I just received this deck two days ago, and while I haven't read with it yet, I have to say that I LOVE it! I normally loathe photo/digital decks (I can't use Ciro's creations at all), but there's something about the subject matter here that works very well with that style. It's very campy and thoughtful at the same time. It doesn't really strike me as a fairy deck, at least in comparison to other contemporary fairy decks. To me it's really more of a "Dark Fantasy Tarot."
This may be blasphemy, but as a "dark deck" I like this far more than the Bohemian Gothic, which I tried to connect with multiple times but found too lethargic (and blue!). The Dark Fairytale is pure (melo)drama. It's been a while since a deck has actually surprised me, but the Dark Fairytale has a couple striking riffs on traditional meanings that really knocked me back. The Three of Pentacles, for example, had me scratching my head over the artist's choices when I looked at online scans--what do a gentleman and a lady outside of a church have anything to do with "work"? Then I read the LWB: "Desperate straits call for desperate measures. There is no shame in using the gifts that life has given."
ZOINKS!
I had never thought of sex work before when contemplating the Three; the industrious figures in the RWS are just all too...clothed. Looking at the image in the DF again, however, I could easily see this as a man propositioning a woman with a number of dark overtones (She's doing it out of desperation! They're outside of a church! This is politically upsetting to some!).
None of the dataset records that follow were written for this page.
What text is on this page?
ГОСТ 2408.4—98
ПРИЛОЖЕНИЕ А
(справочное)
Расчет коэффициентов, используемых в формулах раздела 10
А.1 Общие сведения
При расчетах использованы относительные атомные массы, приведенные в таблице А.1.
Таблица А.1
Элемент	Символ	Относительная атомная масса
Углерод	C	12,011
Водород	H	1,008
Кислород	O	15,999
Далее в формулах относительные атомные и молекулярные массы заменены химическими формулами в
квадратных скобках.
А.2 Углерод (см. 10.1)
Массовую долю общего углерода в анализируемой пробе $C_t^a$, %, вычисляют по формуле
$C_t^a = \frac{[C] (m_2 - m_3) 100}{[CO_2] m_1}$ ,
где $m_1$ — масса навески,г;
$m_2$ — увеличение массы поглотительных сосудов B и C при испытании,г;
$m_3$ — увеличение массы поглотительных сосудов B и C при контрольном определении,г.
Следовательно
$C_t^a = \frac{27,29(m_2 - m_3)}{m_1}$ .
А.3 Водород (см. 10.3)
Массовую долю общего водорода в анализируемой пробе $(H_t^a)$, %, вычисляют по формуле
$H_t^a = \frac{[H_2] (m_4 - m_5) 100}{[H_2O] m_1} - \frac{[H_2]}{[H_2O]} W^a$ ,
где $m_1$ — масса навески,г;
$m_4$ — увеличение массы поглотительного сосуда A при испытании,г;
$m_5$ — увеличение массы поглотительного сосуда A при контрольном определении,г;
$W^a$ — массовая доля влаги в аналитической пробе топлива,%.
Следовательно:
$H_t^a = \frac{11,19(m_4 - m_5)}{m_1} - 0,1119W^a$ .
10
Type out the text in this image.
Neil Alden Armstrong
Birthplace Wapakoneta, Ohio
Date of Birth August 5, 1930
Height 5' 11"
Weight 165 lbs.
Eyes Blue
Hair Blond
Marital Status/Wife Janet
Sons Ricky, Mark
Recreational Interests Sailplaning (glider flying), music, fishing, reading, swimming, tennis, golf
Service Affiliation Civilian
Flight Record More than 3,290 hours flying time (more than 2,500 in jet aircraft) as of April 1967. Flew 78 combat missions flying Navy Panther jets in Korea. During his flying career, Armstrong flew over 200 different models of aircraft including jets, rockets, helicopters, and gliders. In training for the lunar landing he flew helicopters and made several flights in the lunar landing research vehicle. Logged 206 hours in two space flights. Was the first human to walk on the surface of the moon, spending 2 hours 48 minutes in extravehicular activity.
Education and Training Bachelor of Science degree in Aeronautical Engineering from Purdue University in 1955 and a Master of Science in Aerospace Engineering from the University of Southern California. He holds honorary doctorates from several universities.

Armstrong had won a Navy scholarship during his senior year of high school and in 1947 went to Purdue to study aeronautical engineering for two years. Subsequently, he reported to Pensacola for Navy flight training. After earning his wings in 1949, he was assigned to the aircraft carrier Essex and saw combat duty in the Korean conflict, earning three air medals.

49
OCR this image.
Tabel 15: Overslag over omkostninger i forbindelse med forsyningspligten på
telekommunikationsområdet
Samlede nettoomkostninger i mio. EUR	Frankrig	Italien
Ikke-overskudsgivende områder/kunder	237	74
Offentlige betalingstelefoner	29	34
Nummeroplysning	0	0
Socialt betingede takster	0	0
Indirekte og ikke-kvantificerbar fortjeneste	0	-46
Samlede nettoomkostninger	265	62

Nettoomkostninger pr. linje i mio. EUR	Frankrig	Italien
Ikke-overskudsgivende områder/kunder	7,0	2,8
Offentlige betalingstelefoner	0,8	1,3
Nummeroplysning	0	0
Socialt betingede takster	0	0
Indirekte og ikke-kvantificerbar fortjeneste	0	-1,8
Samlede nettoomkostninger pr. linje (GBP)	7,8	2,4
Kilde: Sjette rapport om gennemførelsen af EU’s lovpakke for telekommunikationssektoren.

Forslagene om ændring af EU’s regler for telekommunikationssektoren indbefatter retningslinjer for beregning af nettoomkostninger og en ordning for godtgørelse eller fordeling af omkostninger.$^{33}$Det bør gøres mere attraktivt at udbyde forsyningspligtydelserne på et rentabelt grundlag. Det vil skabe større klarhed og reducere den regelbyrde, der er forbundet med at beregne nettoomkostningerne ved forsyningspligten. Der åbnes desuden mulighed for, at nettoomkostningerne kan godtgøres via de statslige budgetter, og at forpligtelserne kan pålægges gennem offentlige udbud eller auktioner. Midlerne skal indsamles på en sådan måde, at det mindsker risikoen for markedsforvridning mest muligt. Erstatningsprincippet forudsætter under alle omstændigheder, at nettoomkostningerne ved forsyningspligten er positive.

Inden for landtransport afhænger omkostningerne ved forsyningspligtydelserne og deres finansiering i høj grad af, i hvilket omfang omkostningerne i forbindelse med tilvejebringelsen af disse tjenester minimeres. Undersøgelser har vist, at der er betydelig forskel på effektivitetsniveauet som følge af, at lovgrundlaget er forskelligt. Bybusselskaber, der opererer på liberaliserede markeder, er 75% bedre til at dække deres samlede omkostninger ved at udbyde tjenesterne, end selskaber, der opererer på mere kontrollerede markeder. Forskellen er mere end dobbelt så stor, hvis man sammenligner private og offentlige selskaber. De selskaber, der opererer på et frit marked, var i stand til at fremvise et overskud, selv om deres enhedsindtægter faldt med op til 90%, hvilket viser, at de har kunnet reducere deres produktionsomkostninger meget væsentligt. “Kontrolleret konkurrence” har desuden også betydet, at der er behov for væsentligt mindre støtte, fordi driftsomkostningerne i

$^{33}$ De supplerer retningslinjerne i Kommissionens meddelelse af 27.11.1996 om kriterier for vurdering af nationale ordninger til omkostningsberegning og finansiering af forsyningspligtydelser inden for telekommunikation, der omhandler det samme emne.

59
Then I thought about the meanings of "apprenticeship" and "training" (which some people associate with the Eight, I know, but which I find a better fit with the Three), and almost immediately I thought of "Fifty Shades of Grey" and all sorts of similar sexual relationships based on a difference of experience.
Here's another example: Although I could do with a little less running mascara throughout the deck, I think this works especially well on the High Priestess. As much of my graduate work revolves around psychoanalytic theory, I read her as the guardian of the unconscious and, therefore, repressed desires. Is she crying because desires can't escape, or because she knows what will happen if they do?
And another: I typically read the Ten of Wands as "burden" or "persona" (an extreme expression of the selfness of the Wands, so much so that it is really a role more than a reality--which can become quite a burden). The DF Ten depicts a woman in a dramatic navy dress traipsing off toward a spooky mansion on a path lined by wands. She holds the dress like a cape (equally costume and protection), weary but bent on playing this part one last time. Part of her might even still enjoy it.
This is what I really like about the deck. It's close enough to the RWS that I can use my overlay of personal meanings, but at the same time it challenges that overlay and forces me to think about my own blindspots in very productive ways. It's sexy without being objectifying, and what objectifying it does do fits well with the theme of the deck (unlike most of the other Lo Scarabeo offerings today). I cannot wait for the fall--and especially October--to come so that I can begin reading with this gem. I hope that others come to appreciate it as much as I do!